Prolog

81 17 5
                                        

Semua orang bebas memilih jalan hidup masing-masing. Hitam atau putih; surga atau neraka; baik atau jahat; kuat atau lemah; lembah dosa atau pahala; makan atau dimakan. Pilihan tetaplah pilihan dan setiap pilihan memiliki konsekuensi. Tugas kita sebagai manusia hanyalah bertanggung jawab atas pilihan yang telah kita pilih. Itu sudah menjadi hukum alam yang berlaku sejak Adam diturunkan ke dunia.

Dunia ini bukan tentang siapa yang kuat atau siapa yang unggul; melainkan siapa yang bisa bertahan dan siapa yang binasa. Tak jauh berbeda dengan hewan liar di sabana. Sadar tidak sadar, manusia termasuk ke dalam golongan makhluk Tuhan paling brutal. Saling menjatuhkan, saling memakan satu sama lain hanya demi meraih kepuasan diri. Padahal mereka tahu bahwa mereka tengah berdansa bersama kematian.

Rumit, bukan?

Ya, inilah hidup. Satu-satunya hal yang dapat membuatmu berada di puncak rantai makanan adalah bersikap seperti predator. Tenang, tetapi diam-diam merencanakan kejahatan secara terorganisir dan mendetail.

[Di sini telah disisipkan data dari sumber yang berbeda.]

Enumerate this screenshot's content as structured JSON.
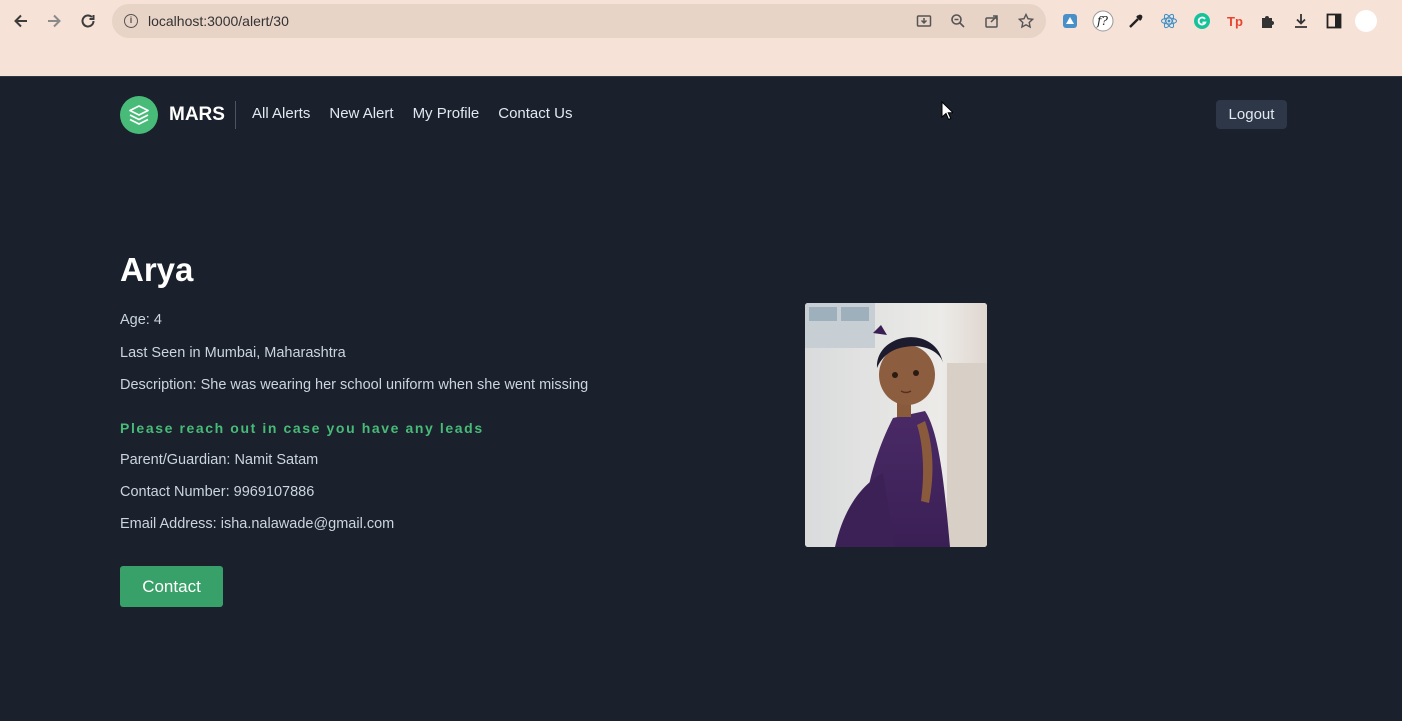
{
  "browser": {
    "url": "localhost:3000/alert/30"
  },
  "header": {
    "brand": "MARS",
    "nav": [
      "All Alerts",
      "New Alert",
      "My Profile",
      "Contact Us"
    ],
    "logout_label": "Logout"
  },
  "alert": {
    "name": "Arya",
    "age": "Age: 4",
    "last_seen": "Last Seen in Mumbai, Maharashtra",
    "description": "Description: She was wearing her school uniform when she went missing",
    "leads_prompt": "Please reach out in case you have any leads",
    "guardian": "Parent/Guardian: Namit Satam",
    "contact_number": "Contact Number: 9969107886",
    "email": "Email Address: isha.nalawade@gmail.com",
    "contact_button": "Contact"
  },
  "colors": {
    "background": "#1a202c",
    "accent": "#48bb78",
    "button": "#38a169"
  }
}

Jangan pernah melihat orang berdasarkan tampilan. Dari luar, sosok Dominik Grigorescu mungkin terlihat sangat normal.

Penampilan pria berumur 27 tahun itu terlihat cukup unik dan eksentrik. Ia memiliki postur tubuh jangkung dan atletis; sepasang mata obsidian tajam; serta rambut hitam panjang yang diikat ke belakang. Kesan seksi semakin kentara kala ia menindik kedua telinganya sendiri menggunakan anting hitam besar. Jangan lupakan tato naga yang tergambar indah di sepanjang lengan kiri. Sekilas tampak serupa dengan personil band beraliran emocore seperti Kellin Quinn atau Gerard Way.

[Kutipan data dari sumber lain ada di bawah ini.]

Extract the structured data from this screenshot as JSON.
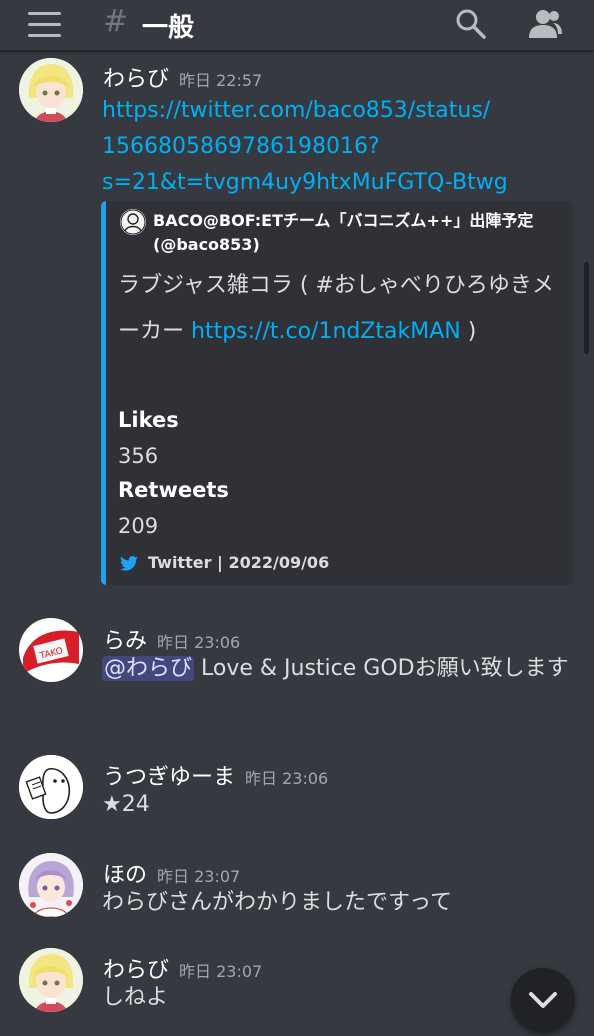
{
  "header": {
    "menu_icon": "hamburger-menu-icon",
    "hash_symbol": "#",
    "channel_name": "一般",
    "search_icon": "search-icon",
    "members_icon": "members-icon"
  },
  "messages": [
    {
      "author": "わらび",
      "time": "昨日 22:57",
      "link_lines": [
        "https://twitter.com/baco853/status/",
        "1566805869786198016?",
        "s=21&t=tvgm4uy9htxMuFGTQ-Btwg"
      ],
      "embed": {
        "author": "BACO@BOF:ETチーム「バコニズム++」出陣予定 (@baco853)",
        "desc_text": "ラブジャス雑コラ ( #おしゃべりひろゆきメーカー ",
        "desc_link": "https://t.co/1ndZtakMAN",
        "desc_end": " )",
        "fields": [
          {
            "name": "Likes",
            "value": "356"
          },
          {
            "name": "Retweets",
            "value": "209"
          }
        ],
        "footer": "Twitter | 2022/09/06",
        "accent_color": "#1da1f2"
      }
    },
    {
      "author": "らみ",
      "time": "昨日 23:06",
      "mention": "@わらび",
      "text": " Love & Justice GODお願い致します"
    },
    {
      "author": "うつぎゆーま",
      "time": "昨日 23:06",
      "text": "★24"
    },
    {
      "author": "ほの",
      "time": "昨日 23:07",
      "text": "わらびさんがわかりましたですって"
    },
    {
      "author": "わらび",
      "time": "昨日 23:07",
      "text": "しねよ"
    }
  ],
  "jump_button_icon": "chevron-down-icon",
  "colors": {
    "background": "#36393f",
    "link": "#00b0f4",
    "embed_bg": "#2f3136",
    "mention_bg": "#5865f2"
  }
}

Meski begitu, tidak ada yang tahu bahwa seorang Dominik merupakan monster mengerikan yang suka bermain taktik. Terutama orang-orang yang berniat menghancurkan kebahagiaannya. Semua ini ia lakukan hanya untuk bertahan di tengah kejamnya dunia. Terdengar konyol, tetapi ia tidak peduli.

"Hungarian Dance No. 5" mengalun indah dari tangan para musisi ternama di atas panggung pertunjukan. Sepasang kaki terbalut sepatu kulit hitam melangkah konstan, mengitari ballroom kapal yang dipenuhi orang-orang yang sedang berdansa. Dominik mengambil satu gelas sampanye, lantas berhenti di pojok ruangan. Sekadar menghindari keramaian dan fokus menikmati suara musik yang memanja indra pendengaran.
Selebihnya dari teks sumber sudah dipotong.